At first view, the Cabrio doesn’t look too dissimilar to the hatch which has to be a good thing. Inside there’s a funkily styled dashboard with chrome-rimmed dials, colour-coded panels, plush trim & smart switchgear all make the DS3 feel more upmarket than it’s Citroen cousins, add to the premium feel. Front-seat space is good & unlike the MINI & Fiat there are 3 seats in the back, although with the roof up, rear headroom is tight. The DS3 Cabrio also has a bigger boot than most of its rivals. The boot is spacious but unfortunately, it has a tiny opening & you can’t get anything of any size into it & if you do you can’t see what you’ve put in it ! The roof has three open positions & when fully lowered, the fabric hood concertinas down behind the rear seats, which is the cause of these problems. It is therefore not a true convertible in the sense that the side windows remain in place when the roof goes back.
I was able to try the car with the roof down & the DS3 protects the front & rear passengers, thanks largely to a wind deflector on top of the windscreen, but this does mean that it generates quite a bit of wind noise at speed. Because the Cabrio weighs only a few kg more than the the hatch, it drives & handles brilliantly. The diesel engine actually works really well in this model with a 0-62 mph of 9.3 seconds & a top speed of 118 mph on offer. And it’s a good motorway cruiser to boot, quiet & comfortable.

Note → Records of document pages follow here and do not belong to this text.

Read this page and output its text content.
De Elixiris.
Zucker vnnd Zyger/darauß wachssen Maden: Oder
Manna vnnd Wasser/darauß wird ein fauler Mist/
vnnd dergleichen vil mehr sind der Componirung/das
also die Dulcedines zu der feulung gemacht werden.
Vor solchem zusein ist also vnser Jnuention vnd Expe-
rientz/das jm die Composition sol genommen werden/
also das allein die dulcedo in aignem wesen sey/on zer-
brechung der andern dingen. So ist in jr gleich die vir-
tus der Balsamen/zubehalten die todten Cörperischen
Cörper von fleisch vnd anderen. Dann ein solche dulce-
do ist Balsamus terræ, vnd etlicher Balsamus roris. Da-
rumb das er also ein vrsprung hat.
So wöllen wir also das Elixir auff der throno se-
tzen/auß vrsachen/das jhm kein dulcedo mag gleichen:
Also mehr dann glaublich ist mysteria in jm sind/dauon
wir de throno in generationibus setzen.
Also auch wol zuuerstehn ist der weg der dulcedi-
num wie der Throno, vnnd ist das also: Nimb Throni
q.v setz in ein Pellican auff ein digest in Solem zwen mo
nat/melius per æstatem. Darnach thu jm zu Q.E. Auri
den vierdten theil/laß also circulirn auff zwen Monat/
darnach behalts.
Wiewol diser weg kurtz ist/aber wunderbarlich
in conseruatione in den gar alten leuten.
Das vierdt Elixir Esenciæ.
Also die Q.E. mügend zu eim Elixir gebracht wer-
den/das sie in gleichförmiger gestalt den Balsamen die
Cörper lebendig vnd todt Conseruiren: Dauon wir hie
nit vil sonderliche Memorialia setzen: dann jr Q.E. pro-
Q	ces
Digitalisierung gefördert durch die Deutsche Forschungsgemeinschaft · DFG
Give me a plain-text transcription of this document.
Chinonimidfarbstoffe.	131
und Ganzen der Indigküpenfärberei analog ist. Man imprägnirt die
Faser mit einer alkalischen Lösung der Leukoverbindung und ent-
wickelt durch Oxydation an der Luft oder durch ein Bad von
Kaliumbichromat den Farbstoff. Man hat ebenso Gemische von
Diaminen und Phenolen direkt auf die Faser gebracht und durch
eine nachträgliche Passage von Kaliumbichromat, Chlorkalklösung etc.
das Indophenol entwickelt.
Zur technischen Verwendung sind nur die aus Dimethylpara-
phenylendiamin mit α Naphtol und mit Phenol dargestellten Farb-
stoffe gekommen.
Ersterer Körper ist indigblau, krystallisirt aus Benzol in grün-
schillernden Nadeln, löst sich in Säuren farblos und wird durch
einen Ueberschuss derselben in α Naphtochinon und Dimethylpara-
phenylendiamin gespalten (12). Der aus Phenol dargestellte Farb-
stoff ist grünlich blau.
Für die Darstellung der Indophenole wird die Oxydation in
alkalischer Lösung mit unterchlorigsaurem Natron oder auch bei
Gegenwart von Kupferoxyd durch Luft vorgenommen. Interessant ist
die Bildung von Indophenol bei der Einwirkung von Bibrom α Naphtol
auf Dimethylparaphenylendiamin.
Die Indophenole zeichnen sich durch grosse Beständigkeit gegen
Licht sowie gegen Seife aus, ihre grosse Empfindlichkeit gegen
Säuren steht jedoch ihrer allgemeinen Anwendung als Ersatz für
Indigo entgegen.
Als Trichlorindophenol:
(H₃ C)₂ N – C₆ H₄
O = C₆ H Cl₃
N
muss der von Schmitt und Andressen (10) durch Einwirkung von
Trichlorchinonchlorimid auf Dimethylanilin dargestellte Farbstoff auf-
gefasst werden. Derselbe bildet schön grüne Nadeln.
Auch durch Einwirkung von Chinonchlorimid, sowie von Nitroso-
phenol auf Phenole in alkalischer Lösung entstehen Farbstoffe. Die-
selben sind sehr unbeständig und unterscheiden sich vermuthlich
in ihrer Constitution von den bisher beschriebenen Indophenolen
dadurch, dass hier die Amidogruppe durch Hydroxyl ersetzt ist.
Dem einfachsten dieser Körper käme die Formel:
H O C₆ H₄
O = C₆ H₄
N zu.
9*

Even entry-level DSign cars come with central locking, cruise control & electric front windows. DStyle trim adds air-conditioning and tinted rear windows. My test model the DSport comes with amongst others, electrically adjustable heated door mirrors, DS LED daytime running lights, climate control, Bluetooth connectivity, 17-inch alloys, a rear spoiler & chrome side rubbing strips. Compared to the MINI convertible it’s very well equipped.
Company car drivers who want a convertible may be few & far between but if you are looking at one, the DS with the diesel engine offers CO2 emissions of just 94g/km & returns 78.5 mpg on the combined cycle, pretty impressive for what is a very fun car to drive.
As a middle-aged man, married with two teenagers & a dog, the DS3 Cabrio is not really aimed at me, especially with the small boot. My late teenage self though would have loved it & with modern safety all over this car; ABS with EBD & EBA, ESC, driver & front passenger air-bags & front & lateral curtain air bags, the parents of younger drivers will be reassured as well.
Overall, the DS3 Cabrio scores highly for equipment, price – £21,295 for the top of the range I drove- cabin space & fun & beats to my mind both the MINI & 500C in all of the areas. For a fun drive around town & a grown up car on the motorway you can’t go wrong. 3.5/5.